Serum Markers of Oxidative Stress to Assess Mortality Risk in Patients with Type 2 Diabetes
By Aly Becraft, MS and Kevin C Maki, PhD
Hyperglycemia is thought to result in increased reactive oxygen species (ROS) production and weakened antioxidant capacity,1 which can make patients with type 2 diabetes (T2D) susceptible to elevated oxidative stress. Current research relating diabetes complications and oxidative stress is lacking because ROS are difficult to measure directly;2 however, methods that indirectly quantify oxidative stress by measuring derivatives of reactive oxygen metabolites (d-ROMs) as a proxy for ROS production3 and total thiol levels (TTLs) as a proxy for reduction-oxidation (redox) status of blood4 are also available.
Xuan et al. recently published pooled results from two cohort studies in a meta-analysis to investigate the association of these oxidative stress biomarkers with incident major cardiovascular events, total cancer incidence, and cause-specific and all-cause mortality in patients with T2D.5 Diabetes sub-cohorts of the ESTHER and DIANA studies, conducted in Germany, were included. In the ongoing ESTHER cohort, to date, patient follow up visits have been conducted after 2, 5, 8, 11 and 14 years. Follow up in the DIANA study occurred after 4 and 7 years. For this meta-analysis, the 8-year follow-up data from the ESTHER cohort was used as baseline and the 11-year follow-up for repeated biomarker measurements. For the DIANA study, baseline and the 4-year follow-up data were used. Biomarker measurements were conducted on 1029 patients from the ESTHER cohort, of which 720 had repeated measurements. In the DIANA study, measurements of both biomarkers were performed for 1096 baseline study participants, and repeated measurement of d-ROMs was done for 738 participants.

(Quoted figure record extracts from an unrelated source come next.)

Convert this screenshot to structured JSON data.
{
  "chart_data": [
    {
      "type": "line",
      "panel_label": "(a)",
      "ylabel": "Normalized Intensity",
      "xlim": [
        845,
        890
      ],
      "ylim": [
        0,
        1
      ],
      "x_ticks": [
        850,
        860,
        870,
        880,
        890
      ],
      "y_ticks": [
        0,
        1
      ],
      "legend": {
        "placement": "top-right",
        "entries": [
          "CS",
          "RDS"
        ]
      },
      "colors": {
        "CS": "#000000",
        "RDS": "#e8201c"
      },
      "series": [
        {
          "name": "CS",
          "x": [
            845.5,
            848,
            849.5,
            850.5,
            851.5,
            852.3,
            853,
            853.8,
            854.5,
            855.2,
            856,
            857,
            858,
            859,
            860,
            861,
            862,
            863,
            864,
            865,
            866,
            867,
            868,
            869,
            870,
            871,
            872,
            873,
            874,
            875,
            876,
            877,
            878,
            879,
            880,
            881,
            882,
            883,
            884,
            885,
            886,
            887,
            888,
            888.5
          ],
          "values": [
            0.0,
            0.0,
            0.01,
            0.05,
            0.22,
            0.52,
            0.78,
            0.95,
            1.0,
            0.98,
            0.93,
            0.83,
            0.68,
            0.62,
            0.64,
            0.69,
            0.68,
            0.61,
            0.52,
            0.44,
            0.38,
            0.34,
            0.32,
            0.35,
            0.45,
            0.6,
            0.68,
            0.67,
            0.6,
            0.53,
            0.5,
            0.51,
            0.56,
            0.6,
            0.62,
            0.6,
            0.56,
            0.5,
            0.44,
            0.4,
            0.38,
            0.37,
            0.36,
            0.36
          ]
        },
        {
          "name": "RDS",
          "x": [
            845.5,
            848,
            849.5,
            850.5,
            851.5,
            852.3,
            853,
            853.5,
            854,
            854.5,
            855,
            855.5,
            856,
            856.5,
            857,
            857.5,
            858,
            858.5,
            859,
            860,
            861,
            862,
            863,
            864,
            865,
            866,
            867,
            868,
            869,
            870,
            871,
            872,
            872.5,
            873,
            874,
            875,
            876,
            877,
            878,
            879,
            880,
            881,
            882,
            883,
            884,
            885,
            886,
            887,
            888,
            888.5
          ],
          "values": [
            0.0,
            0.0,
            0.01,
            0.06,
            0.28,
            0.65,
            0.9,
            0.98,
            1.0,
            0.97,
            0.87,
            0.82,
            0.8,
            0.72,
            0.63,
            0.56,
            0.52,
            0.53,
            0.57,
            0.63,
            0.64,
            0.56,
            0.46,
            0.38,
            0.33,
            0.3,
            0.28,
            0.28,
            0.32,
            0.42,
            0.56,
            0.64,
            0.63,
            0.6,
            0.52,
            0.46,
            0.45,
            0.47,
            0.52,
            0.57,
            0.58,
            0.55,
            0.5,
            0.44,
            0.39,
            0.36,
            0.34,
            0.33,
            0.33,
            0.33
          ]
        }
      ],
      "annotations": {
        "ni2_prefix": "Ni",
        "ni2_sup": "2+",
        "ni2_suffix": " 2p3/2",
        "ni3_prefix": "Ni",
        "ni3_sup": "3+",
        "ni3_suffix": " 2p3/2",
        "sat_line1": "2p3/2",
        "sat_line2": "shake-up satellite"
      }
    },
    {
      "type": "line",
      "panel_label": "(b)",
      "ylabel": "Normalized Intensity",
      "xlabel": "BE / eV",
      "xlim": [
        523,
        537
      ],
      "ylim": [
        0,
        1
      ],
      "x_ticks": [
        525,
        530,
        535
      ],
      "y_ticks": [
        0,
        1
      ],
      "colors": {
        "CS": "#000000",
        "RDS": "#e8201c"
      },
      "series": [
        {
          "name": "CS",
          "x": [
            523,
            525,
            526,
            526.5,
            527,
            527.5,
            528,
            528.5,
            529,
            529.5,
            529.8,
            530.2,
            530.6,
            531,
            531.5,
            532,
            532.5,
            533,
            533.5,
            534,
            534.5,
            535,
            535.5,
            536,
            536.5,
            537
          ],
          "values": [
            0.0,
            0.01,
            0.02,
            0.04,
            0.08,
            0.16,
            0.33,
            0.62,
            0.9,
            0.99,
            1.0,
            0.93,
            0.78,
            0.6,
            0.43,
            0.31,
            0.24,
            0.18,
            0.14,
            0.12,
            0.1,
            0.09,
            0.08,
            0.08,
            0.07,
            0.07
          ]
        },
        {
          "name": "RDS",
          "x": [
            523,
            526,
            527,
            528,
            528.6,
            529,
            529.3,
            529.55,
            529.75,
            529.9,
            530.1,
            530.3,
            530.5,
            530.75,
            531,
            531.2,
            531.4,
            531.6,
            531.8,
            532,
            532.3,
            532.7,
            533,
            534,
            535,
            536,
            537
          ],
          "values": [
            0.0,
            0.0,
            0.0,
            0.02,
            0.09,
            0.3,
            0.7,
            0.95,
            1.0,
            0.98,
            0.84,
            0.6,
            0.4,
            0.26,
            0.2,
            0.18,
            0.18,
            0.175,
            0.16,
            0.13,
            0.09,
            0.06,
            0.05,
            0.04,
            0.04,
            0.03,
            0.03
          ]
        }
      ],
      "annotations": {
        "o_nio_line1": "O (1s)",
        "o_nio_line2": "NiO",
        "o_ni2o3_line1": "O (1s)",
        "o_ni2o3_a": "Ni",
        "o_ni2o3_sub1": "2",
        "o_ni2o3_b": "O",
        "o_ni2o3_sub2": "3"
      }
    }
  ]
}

In both cohorts, significantly increased d-ROMs levels were observed in females, current smokers, patients with T2D who had body mass index (BMI) ≥40 kg/m2, those not taking any antidiabetic medication, with insulin therapy, without lipid-lowering medication, with high total cholesterol levels, or with high C-reactive protein (CRP) levels. In addition, significantly lower TTLs in both cohorts were observed in females, alcohol abstainers, and patients with T2DM with BMI ≥40 kg/m2, without any antidiabetic medication, with insulin therapy, with antihypertensive therapy, with anticoagulant medication, with high CRP levels, with estimated glomerular filtration rate (eGFR), or with a history of myocardial infarction, heart failure, or hypertension. Both biomarkers were significantly associated with all-cause mortality in each of the cohorts; however, the associations with cancer mortality and major cardiovascular events were not statistically significant. Adjustment for disease and CRP concentration attenuated observed effect estimates. Subgroup analysis of all-cause mortality demonstrated strong associations with d-ROM levels among males and among patients with T2D with glycated hemoglobin <7%, age <70 years, BMI <30 kg/m2, and a history of coronary heart disease.
The results of this study support the notion that an imbalanced redox system may play a role in increasing premature mortality in patients with T2D. Other evidence supports such a role for oxidative stress,6-8 but it remains to be determined if oxidative stress is also involved in the development of cardiovascular disease and cancer in patients with T2D. Although this study was observational, and thus, the possibility of residual confounding cannot be disregarded, the results demonstrate the potential need for oxidative stress interventions in patients with T2D and illustrate the usefulness of using d-ROMs and TTLs as biomarkers to identify individuals with T2D who may be at increased risk for premature death.